Menteri Pendidikan Dasar dan Menengah, Abdul Mu’ti, menyatakan bahwa pendidikan STEM menjadi salah satu program prioritas nasional untuk meningkatkan kualitas pendidikan di Indonesia. Sebagai langkah awal, pendidikan matematika akan diperkuat di tingkat sekolah dasar karena bidang studi tersebut merupakan fondasi STEM.

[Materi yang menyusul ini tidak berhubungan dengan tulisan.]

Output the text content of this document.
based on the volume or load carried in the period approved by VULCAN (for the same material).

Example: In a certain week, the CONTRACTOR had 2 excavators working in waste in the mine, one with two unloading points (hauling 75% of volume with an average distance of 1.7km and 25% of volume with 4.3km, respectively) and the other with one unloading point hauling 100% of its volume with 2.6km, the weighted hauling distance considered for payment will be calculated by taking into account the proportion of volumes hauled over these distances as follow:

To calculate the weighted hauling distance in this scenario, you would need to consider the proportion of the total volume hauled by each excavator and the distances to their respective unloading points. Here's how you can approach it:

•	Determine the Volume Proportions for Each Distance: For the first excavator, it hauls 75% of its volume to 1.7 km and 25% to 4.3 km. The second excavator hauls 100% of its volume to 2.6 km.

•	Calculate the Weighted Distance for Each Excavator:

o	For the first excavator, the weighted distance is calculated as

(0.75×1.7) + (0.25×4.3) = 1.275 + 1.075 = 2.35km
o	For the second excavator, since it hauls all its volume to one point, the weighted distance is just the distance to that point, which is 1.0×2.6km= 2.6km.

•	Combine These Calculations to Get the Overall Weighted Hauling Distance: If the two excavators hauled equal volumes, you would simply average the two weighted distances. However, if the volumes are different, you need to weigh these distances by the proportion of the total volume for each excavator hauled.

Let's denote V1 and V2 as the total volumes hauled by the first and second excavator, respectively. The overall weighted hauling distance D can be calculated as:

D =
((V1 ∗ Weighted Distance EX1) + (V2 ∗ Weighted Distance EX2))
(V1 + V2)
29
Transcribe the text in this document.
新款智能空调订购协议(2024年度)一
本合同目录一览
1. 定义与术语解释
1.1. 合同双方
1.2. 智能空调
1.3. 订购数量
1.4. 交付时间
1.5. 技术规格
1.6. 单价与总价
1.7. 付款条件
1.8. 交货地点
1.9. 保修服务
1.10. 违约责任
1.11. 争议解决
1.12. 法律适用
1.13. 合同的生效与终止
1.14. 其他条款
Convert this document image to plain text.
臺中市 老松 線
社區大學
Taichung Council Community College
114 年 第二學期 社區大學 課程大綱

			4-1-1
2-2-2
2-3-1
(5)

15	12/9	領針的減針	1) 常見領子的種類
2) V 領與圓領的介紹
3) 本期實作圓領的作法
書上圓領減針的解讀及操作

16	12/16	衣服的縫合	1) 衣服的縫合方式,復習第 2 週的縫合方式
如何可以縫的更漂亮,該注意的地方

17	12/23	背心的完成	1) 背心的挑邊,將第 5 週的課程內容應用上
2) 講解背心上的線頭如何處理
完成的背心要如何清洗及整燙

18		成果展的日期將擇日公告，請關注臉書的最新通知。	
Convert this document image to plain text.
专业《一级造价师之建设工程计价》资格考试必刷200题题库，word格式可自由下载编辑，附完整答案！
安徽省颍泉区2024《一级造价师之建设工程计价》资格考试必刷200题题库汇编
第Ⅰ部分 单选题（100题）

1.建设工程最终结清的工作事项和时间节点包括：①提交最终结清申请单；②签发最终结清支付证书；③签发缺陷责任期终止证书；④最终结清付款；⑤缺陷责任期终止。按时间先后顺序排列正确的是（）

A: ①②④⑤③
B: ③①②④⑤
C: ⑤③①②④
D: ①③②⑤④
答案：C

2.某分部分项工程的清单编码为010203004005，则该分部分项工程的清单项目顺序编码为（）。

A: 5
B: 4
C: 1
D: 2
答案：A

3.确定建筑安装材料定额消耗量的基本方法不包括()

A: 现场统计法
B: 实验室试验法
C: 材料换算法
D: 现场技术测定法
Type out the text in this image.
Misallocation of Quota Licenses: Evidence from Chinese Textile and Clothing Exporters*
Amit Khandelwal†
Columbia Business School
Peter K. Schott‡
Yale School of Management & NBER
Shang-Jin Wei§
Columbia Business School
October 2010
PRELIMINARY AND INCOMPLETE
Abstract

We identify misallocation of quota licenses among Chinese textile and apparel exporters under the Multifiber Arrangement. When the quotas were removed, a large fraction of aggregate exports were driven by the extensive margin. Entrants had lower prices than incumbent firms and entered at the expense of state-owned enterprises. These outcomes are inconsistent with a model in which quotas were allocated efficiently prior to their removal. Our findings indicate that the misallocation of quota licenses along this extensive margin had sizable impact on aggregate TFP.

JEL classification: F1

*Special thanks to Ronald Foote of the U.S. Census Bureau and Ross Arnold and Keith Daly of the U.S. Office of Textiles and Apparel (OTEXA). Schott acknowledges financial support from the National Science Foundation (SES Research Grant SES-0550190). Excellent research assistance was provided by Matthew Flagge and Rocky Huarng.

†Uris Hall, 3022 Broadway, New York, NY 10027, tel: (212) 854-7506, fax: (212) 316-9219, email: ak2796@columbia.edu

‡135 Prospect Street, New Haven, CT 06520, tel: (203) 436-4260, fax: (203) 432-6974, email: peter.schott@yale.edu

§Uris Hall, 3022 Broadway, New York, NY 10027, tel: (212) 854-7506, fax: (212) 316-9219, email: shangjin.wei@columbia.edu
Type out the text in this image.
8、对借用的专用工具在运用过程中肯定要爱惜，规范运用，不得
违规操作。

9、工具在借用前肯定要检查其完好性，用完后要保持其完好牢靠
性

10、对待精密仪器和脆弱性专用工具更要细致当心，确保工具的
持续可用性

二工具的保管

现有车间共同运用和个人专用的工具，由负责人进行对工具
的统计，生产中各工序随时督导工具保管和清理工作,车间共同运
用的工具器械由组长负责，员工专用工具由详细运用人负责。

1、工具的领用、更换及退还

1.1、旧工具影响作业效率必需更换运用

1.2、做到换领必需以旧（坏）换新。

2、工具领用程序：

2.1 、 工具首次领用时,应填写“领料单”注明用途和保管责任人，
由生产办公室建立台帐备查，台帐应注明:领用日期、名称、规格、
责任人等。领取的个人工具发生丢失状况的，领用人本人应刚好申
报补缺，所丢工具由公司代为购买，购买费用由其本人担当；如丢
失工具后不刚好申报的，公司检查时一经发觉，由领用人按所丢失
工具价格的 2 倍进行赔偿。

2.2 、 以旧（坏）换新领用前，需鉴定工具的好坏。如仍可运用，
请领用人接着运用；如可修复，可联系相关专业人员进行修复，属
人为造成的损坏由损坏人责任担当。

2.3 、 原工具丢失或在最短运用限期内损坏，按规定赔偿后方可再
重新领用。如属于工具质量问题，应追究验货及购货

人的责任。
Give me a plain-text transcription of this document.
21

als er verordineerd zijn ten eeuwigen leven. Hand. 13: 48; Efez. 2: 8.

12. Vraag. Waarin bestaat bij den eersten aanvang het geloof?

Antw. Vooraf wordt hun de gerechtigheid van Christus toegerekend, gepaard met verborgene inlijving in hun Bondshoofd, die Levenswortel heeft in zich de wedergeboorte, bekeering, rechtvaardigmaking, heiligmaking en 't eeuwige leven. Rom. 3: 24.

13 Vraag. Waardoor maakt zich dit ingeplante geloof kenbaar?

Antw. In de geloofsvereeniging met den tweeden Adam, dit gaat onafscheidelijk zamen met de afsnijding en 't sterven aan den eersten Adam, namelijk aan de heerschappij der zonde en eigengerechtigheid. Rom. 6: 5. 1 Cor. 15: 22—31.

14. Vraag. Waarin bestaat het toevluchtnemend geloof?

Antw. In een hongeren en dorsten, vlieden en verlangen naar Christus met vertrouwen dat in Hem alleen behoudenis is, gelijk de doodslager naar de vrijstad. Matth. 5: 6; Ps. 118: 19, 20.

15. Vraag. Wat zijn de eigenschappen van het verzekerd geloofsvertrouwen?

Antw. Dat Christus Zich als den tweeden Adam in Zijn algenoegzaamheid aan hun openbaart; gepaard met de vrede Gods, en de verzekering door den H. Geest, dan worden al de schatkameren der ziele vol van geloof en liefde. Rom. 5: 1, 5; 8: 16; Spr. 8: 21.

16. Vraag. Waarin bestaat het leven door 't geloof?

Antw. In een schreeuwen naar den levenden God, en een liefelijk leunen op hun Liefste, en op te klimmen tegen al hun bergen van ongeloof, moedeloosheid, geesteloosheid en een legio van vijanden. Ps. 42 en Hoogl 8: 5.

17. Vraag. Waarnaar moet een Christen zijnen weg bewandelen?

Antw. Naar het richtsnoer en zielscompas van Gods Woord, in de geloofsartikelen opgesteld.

Namun, menjadikan STEM sebagai bagian dari ekosistem pendidikan Indonesia bukanlah tugas yang mudah. Ia memerlukan kolaborasi lintas sektor, kurikulum yang fleksibel, dan peningkatan profesionalisme guru secara menyeluruh.
Ketertinggalan yang Perlu Dikejar
Indonesia masih menghadapi tantangan besar dalam pengembangan sumber daya manusia di bidang STEM. Menurut data Badan Perencanaan Pembangunan Nasional (Bappenas) pada tahun 2023, hanya 18,47 persen lulusan perguruan tinggi Indonesia berasal dari bidang STEM. Bandingkan dengan Malaysia yang mencapai 37,19 persen dan Singapura 34,3 persen. Angka ini menunjukkan kesenjangan yang tak bisa diabaikan, terutama jika kita ingin bersaing secara global.
Padahal, pendidikan STEM memiliki banyak manfaat strategis. Ia menumbuhkan rasa ingin tahu dan kemampuan eksplorasi, meningkatkan kemampuan problem solving, hingga membuka berbagai peluang karier masa depan. Di sisi lain, dunia kerja masa depan juga semakin menuntut talenta dengan keterampilan lintas disiplin, yang menjadi kekuatan utama dalam pendekatan STEM.
Pentingnya Peran Guru
Jika STEM adalah mesin masa depan, maka guru adalah operator utamanya. Sayangnya, jumlah guru STEM di Indonesia justru menurun dari 31.000 menjadi hanya sekitar 20.000 per tahun. Di saat yang sama, minat guru untuk mengembangkan pendekatan STEM di sekolah terus tumbuh. Ada semangat, ada ketertarikan—namun masih kurang dukungan sistemis.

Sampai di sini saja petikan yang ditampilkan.